Maybe we’re in a fictional version of the chilling Syria siege documentary The Cave from 2019. But moments later the girl, named Zeina, jumps out of bed to help her dad in the sun-lit living room of their comfortable Damascus flat. Several storeys up, Zeina and her parents cling to precarious middle-class normality as their world, and most of the buildings around them, collapse under the caress of explosives.
They might be a little like the Frank family in Amsterdam of the 1940s, save that the dad has a seriously naive view of how property should weigh when placed in the scale against survival. After a bomb carves a hole in the roof and blows out walls, he stubbornly resists flight – or the “displacement” that the movie’s title refers to. That turfing-out would, to him, be the death of everything he holds dear, namely a comfortable flat in Damascus.
So he pins up flowered sheets over the gaping holes, and the family – Samir Almasri who plays Motaz the dad, Kinda Alloush as Hala the mum, and Hala Zein who plays Zeina – enter into a bitter-witty chamber drama which is the push and pull of any family, heightened just a tad by the tumbling munitions all about them.
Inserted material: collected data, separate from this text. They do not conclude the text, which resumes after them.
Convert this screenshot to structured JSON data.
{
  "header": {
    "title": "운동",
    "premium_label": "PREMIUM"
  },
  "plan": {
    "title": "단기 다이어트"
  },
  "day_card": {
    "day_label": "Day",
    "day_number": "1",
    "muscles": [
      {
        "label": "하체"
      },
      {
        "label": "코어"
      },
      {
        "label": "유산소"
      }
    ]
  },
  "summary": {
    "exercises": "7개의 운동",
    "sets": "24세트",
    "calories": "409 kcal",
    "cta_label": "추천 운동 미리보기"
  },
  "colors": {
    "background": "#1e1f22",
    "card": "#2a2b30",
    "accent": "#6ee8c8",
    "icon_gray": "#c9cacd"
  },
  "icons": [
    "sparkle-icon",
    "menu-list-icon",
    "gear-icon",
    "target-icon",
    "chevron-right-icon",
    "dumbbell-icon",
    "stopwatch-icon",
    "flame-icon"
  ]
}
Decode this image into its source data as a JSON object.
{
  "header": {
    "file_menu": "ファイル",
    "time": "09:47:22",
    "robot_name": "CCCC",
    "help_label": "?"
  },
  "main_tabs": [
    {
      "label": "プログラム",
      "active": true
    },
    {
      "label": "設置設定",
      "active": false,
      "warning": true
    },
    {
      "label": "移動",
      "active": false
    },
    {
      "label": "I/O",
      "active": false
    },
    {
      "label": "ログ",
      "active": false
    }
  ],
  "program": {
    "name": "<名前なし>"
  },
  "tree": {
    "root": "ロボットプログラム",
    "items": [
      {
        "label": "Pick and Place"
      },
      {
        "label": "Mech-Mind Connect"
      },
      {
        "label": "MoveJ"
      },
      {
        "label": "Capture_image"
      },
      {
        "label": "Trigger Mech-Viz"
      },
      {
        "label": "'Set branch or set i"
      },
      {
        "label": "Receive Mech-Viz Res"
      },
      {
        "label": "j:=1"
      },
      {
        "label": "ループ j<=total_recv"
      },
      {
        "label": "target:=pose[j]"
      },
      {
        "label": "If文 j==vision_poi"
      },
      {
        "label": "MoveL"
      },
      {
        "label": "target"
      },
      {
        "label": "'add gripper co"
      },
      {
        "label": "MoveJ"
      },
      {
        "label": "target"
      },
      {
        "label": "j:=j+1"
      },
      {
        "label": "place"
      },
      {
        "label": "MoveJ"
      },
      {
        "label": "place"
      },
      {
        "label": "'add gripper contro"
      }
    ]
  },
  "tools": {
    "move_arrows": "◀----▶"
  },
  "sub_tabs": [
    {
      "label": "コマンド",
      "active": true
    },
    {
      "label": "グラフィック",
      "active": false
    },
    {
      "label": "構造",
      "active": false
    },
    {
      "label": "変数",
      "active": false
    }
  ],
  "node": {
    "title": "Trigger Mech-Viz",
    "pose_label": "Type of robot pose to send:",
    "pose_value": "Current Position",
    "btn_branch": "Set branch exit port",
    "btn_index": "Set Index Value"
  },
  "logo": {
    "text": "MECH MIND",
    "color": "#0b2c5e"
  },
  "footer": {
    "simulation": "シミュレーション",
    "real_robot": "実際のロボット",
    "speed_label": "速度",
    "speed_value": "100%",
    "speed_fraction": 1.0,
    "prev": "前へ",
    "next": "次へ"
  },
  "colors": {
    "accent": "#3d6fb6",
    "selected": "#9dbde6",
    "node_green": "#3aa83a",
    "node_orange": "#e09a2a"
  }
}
This second feature by Soudade Kaadan – who went through similar Damascus days herself – is keen to keep the mood relatively upbeat. In several sequences, Zeina hauls herself onto the roof to hang out blissfully with a boy called Amer (Nizar Alani), who’s just enough on the ball to pique her romantic interest. The family’s curious, half-clouded idyll comes to an end thanks to the antics of Motaz – a dunderhead domestic autocrat who’s familiar, it has to be said, from any number of dramas about Islamic fathers – as Hala and Zeina flee across the ruined suburbs towards sympathetic rebel groups, as if in some post-apocalypse sci-fi. (Our family presumably oppose the Assad regime, though politics are not discussed.)
Kaadan’s earlier film, The Day I Lost My Shadow (2018), also focused on the Syrian conflict and was more about “trauma”, she has said. This one is said to be about “hope”, and squaring the circle of that theme and its setting means that tonally and visually the movie skids about a little at times. (The film was mostly shot in Turkey with funding from Britain, where Kadaan is now based.) It’s anchored by outstanding performances from the four main actors.
For all their firmer grasp of reality, Hala and Zeina are both dreamers in their own ways, with water images at the forefront of their fantasies. Trying to do “magical realism” in movies – that is, both sides of that formula in the same film – is usually a tall order, but Kaadan has a half-jocular sense of abandon and goes for it anyway amid the dust and explosions. And why not have shots of levitation and bedsheets flailing in the hot air if they call to mind moments from Gabriel García Márquez?